O Senhor Sesemann foi para a sala de jantar e encontrou a Senhorita Rottenmeier, que inspecionava a mesa posta. Assim que ele se sentou, ela se instalou diante dele; e, como a governanta parecia ter a desgraça estampada no rosto, o patrão quis saber:

– Nossa, Senhorita Rottenmeier! O que aconteceu pra me receber com essa cara de espanto? O que há de errado? Clara parece muito animada.

– Senhor Sesemann – começou a mulher com muita seriedade –, é algo que diz respeito a Clara. Fomos terrivelmente enganados.

– Como assim? – perguntou o Senhor Sesemann, dando um gole em seu vinho com toda a calma.

– Como sabe, tínhamos decidido acolher uma companheira pra Clara, e, como sei que o senhor queria que fosse bem-educada e de boa índole, pensei em trazer uma menina da Suíça, esperando que fosse uma criança como as das histórias que eu tinha lido: crescida no ar puro da montanha e que tivesse vivido sem tocar a terra.

– Mas acho que também as crianças suíças têm de tocar a terra, se quiserem ir a algum lugar; do contrário, teriam de ter asas no lugar dos pés – notou o Senhor Sesemann.

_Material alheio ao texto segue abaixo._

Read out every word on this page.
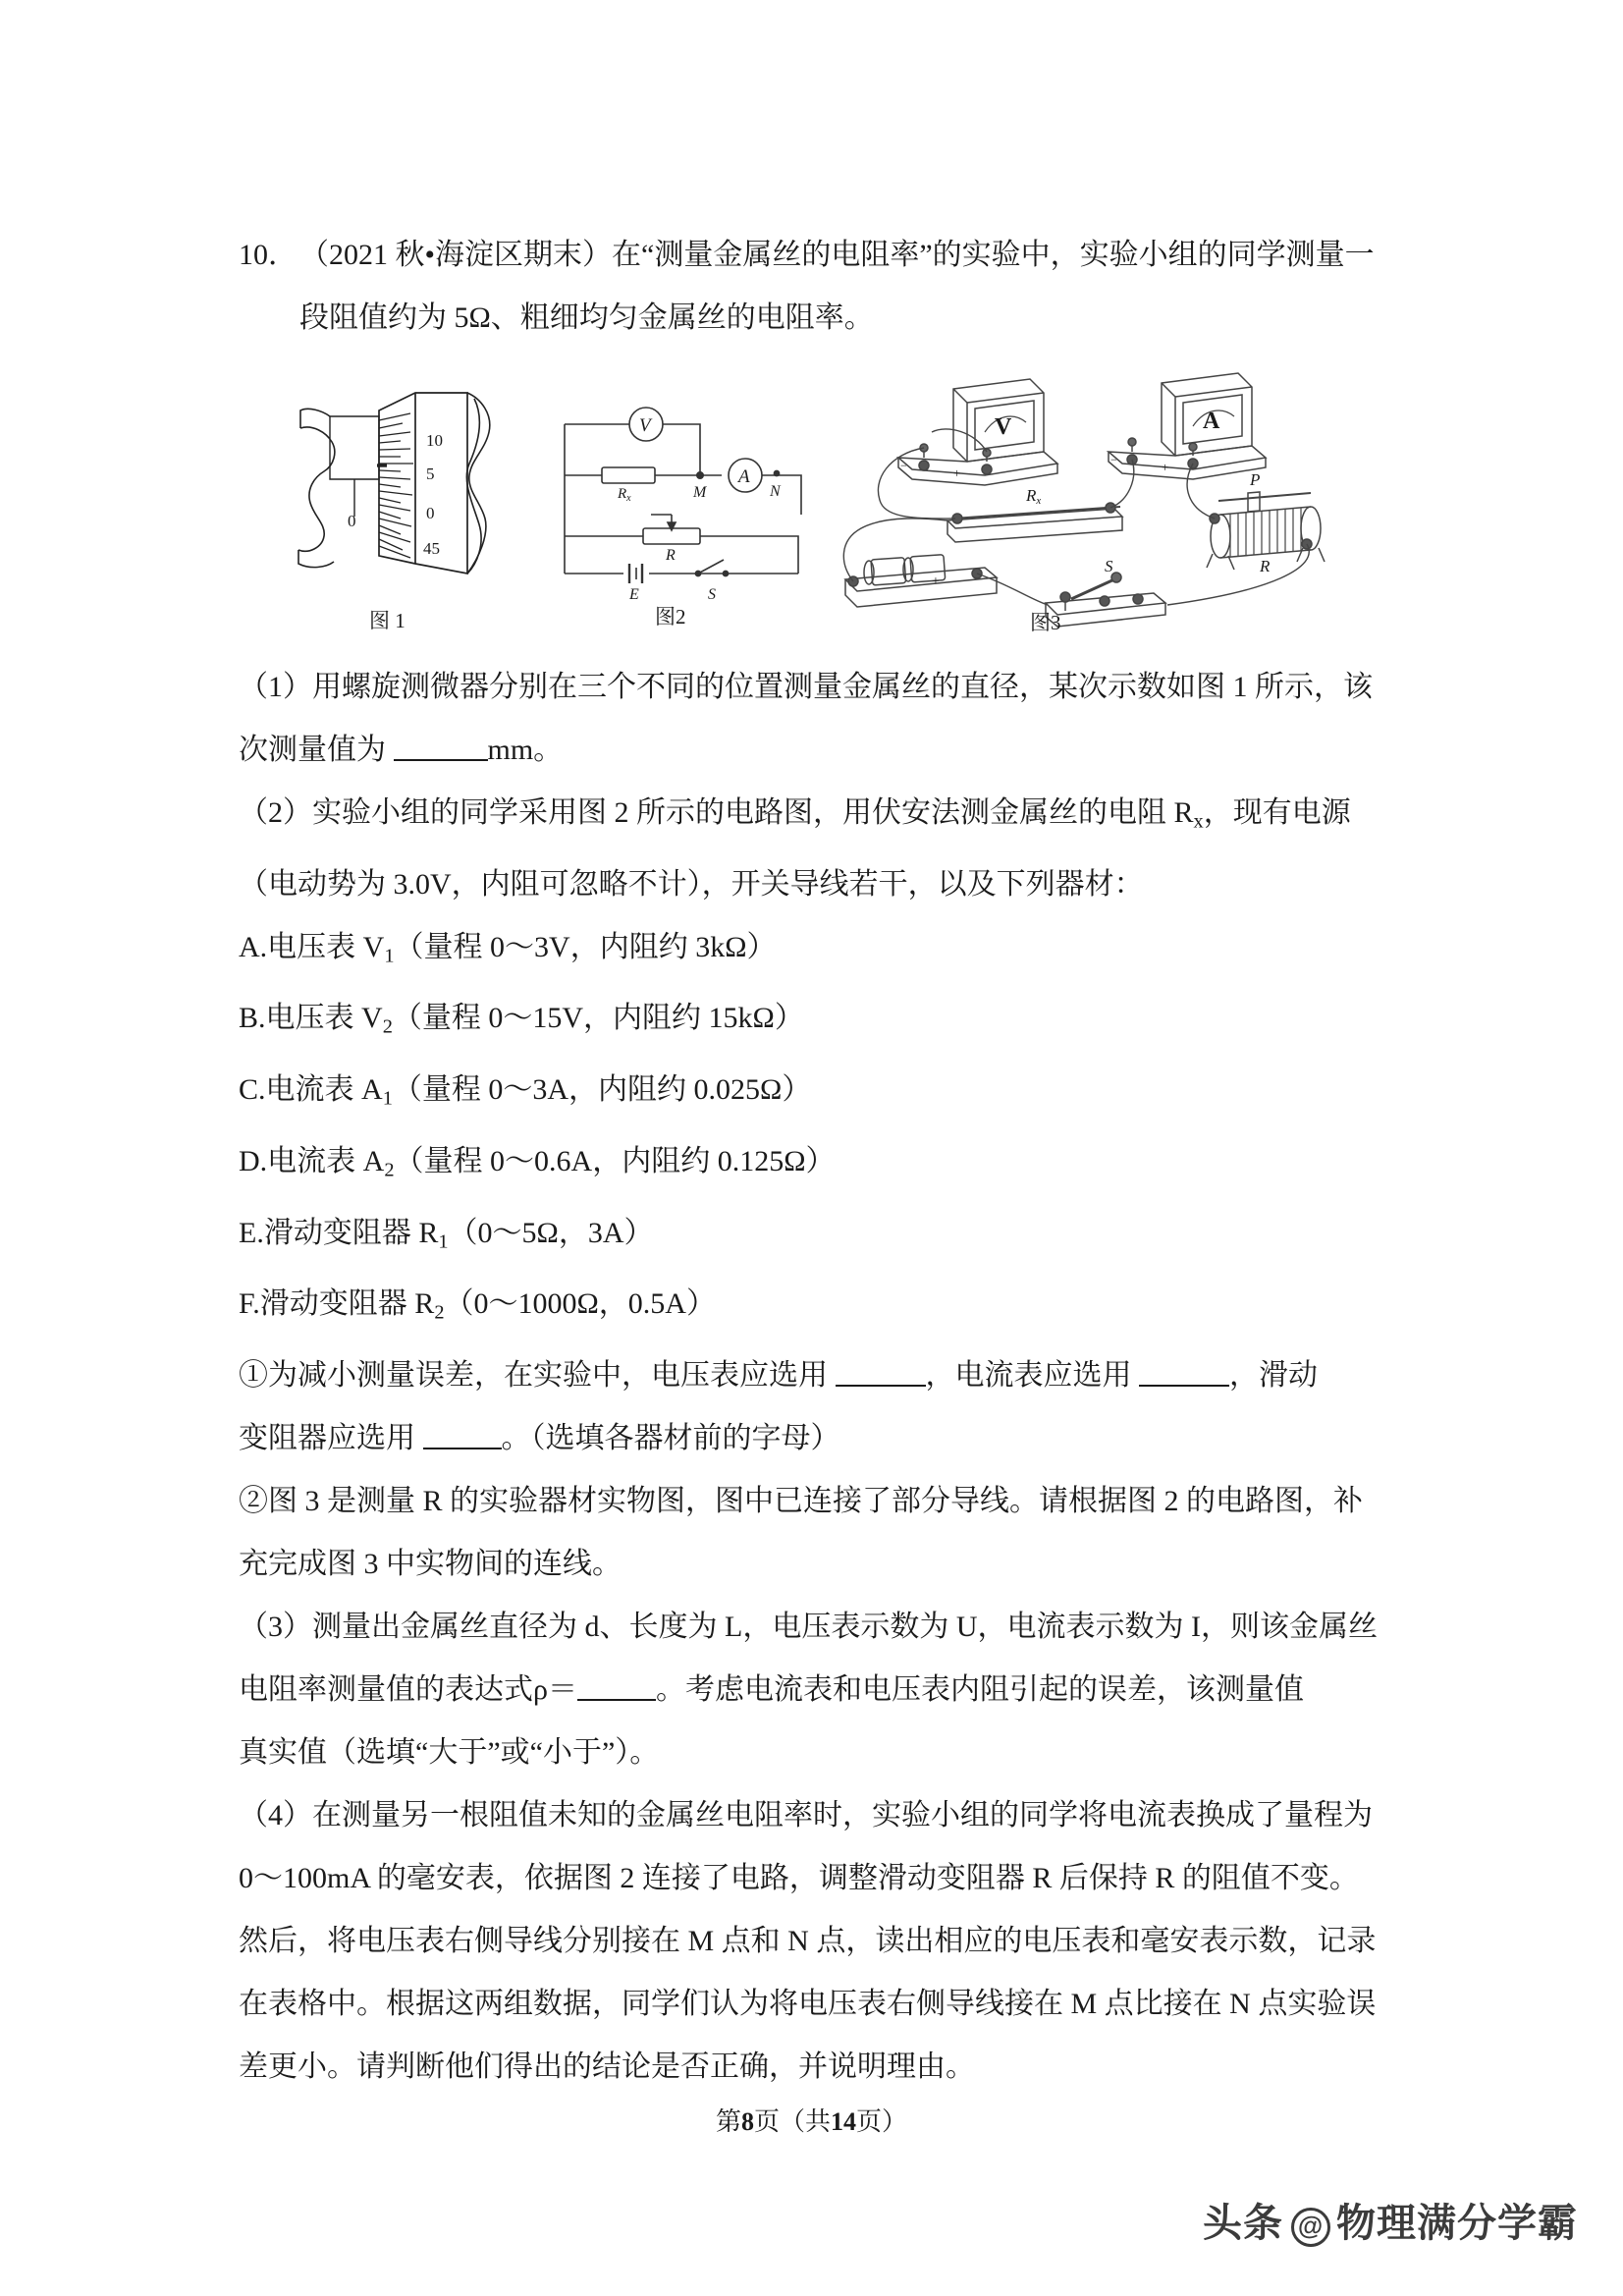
10． （2021 秋•海淀区期末）在“测量金属丝的电阻率”的实验中，实验小组的同学测量一
段阻值约为 5Ω、粗细均匀金属丝的电阻率。
10
5
0
45
0
图 1
V
A
$R_x$	M	N
R
E	S
图2
V	A
Rx
P
R
S
−	+
−	+
+
图3
（1）用螺旋测微器分别在三个不同的位置测量金属丝的直径，某次示数如图 1 所示，该
次测量值为	mm。
（2）实验小组的同学采用图 2 所示的电路图，用伏安法测金属丝的电阻 $R_x$，现有电源
（电动势为 3.0V，内阻可忽略不计），开关导线若干，以及下列器材：
A.电压表 $V_1$（量程 0～3V，内阻约 3kΩ）
B.电压表 $V_2$（量程 0～15V，内阻约 15kΩ）
C.电流表 $A_1$（量程 0～3A，内阻约 0.025Ω）
D.电流表 $A_2$（量程 0～0.6A，内阻约 0.125Ω）
E.滑动变阻器 $R_1(0\sim 5\Omega$，3A）
F.滑动变阻器 $R_2(0\sim 1000\Omega$，0.5A）
①为减小测量误差，在实验中，电压表应选用	，电流表应选用	，滑动
变阻器应选用	。（选填各器材前的字母）
②图 3 是测量 R 的实验器材实物图，图中已连接了部分导线。请根据图 2 的电路图，补
充完成图 3 中实物间的连线。
（3）测量出金属丝直径为 d、长度为 L，电压表示数为 U，电流表示数为 I，则该金属丝
电阻率测量值的表达式ρ＝	。考虑电流表和电压表内阻引起的误差，该测量值
真实值（选填“大于”或“小于”）。
（4）在测量另一根阻值未知的金属丝电阻率时，实验小组的同学将电流表换成了量程为
0～100mA 的毫安表，依据图 2 连接了电路，调整滑动变阻器 R 后保持 R 的阻值不变。
然后，将电压表右侧导线分别接在 M 点和 N 点，读出相应的电压表和毫安表示数，记录
在表格中。根据这两组数据，同学们认为将电压表右侧导线接在 M 点比接在 N 点实验误
差更小。请判断他们得出的结论是否正确，并说明理由。
第8页（共14页）
头条 @ 物理满分学霸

– Ah, Senhor Sesemann, o senhor entendeu o que eu quis dizer – continuou a Senhorita Rottenmeier. – Estava me referindo às criaturas que vivem nas regiões altas e puras das montanhas, que levam uma vida ideal se comparadas a nós.

– E o que Clara faria com um ser ideal como esse, Senhorita Rottenmeier?

– Não estou brincando, Senhor Sesemann. A questão é mais séria do que imagina. Fui terrivelmente enganada.

– Mas por quê? O que há de tão terrível? A menina não me pareceu nem um pouco ruim – notou o Senhor Sesemann, com calma.

– Se o senhor soubesse o que ela andou aprontando! Que tipo de gente e animais trouxe pra esta casa em sua ausência! O professor poderá lhe contar melhor a respeito.

– Animais? O que devo entender por "animais", Senhorita Rottenmeier?

– Não há nada que entender. O comportamento dessa menina está além de qualquer entendimento, não fosse pelo fato de que ela não é nada boa da cabeça.

Até então, o Senhor Sesemann não tinha dado importância ao que a governanta contara, mas dizer que a menina não era boa da cabeça? Isso poderia trazer graves consequências para sua filha. O Senhor Sesemann olhou bem nos olhos da Senhorita Rottenmeier, como se quisesse ter certeza de que a louca fosse ela. Nesse momento, a porta foi aberta e o professor foi anunciado.